Lrp8 (low density lipoprotein receptor-related protein 8; also called Apoer2, apolipoprotein E receptor 2) is a member of the low density lipoprotein (LDL) receptor gene family. In association with its ligand, RELN (reelin), it controls neuronal migration during brain development. It is also essential for induction of long-term potentiation (LTP) in the adult brain. Alternative splicing involving exon 19 controls RELN-mediated modulation of N-methyl-D-aspartate (NMDA) receptor activity, synaptic neurotransmission and memory processes.
In this targeted knock-in strain, a knockin of exons 17, 18 and 20 of the mouse Lrp8 gene is constitutively expressed from the native promoter to create a model of nonspliceable alternative transcript activity.

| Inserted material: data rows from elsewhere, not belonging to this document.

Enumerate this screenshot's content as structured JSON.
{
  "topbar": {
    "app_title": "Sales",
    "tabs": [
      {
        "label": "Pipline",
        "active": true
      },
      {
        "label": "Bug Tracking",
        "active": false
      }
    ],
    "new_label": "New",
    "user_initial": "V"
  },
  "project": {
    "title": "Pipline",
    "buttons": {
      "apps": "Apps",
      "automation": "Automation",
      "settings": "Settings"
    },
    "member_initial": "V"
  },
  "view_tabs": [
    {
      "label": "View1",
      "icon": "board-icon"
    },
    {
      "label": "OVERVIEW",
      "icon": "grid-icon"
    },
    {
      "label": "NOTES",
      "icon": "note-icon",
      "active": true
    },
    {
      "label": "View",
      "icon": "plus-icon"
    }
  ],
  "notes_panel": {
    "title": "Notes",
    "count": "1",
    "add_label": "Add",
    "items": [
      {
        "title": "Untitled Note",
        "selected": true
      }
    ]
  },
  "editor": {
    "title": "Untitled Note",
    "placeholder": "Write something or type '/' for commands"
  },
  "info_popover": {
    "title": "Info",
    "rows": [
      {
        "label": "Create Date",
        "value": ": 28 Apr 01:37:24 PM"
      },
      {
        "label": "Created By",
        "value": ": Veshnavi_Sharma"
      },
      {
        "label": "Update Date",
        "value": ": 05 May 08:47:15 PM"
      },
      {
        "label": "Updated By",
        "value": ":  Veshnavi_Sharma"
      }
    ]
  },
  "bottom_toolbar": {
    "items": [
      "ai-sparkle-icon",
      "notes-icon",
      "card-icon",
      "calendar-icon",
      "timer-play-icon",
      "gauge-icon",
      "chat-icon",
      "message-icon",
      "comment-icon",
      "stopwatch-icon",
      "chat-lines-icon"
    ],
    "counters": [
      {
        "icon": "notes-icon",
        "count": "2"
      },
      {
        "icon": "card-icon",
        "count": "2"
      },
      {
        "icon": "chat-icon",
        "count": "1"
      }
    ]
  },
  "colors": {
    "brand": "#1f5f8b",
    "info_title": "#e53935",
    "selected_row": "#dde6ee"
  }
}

Mice constitutively expressing transcripts derived from exons 17, 18, and 20 (but not exon 19) are deficient in learning and memory tasks. Exon 19 is also required for the modulation of LTP, NMDA receptor phosphorylation, and synaptic plasticity through interactions with RELN. Knockin mice that constitutively express exon 19 (see Stock No. 022867) show robust RELN-dependent increases in LTP induction that are completely abrogated in these knockin mice lacking exon 19. This evidence suggests that exon 19 is required for RELN-enhanced LTP. Unlike animals constitutively expressing transcripts that include exon 19, these knockin animals show no RELN-induced elevation of NMDA receptor-dependent potentials above baseline synaptic responses. They also demonstrate a highly significant reduction in contextual fear conditioning as measured by reduced freezing behavior following a reintroduction to the same environment where they previously received a mild foot shock.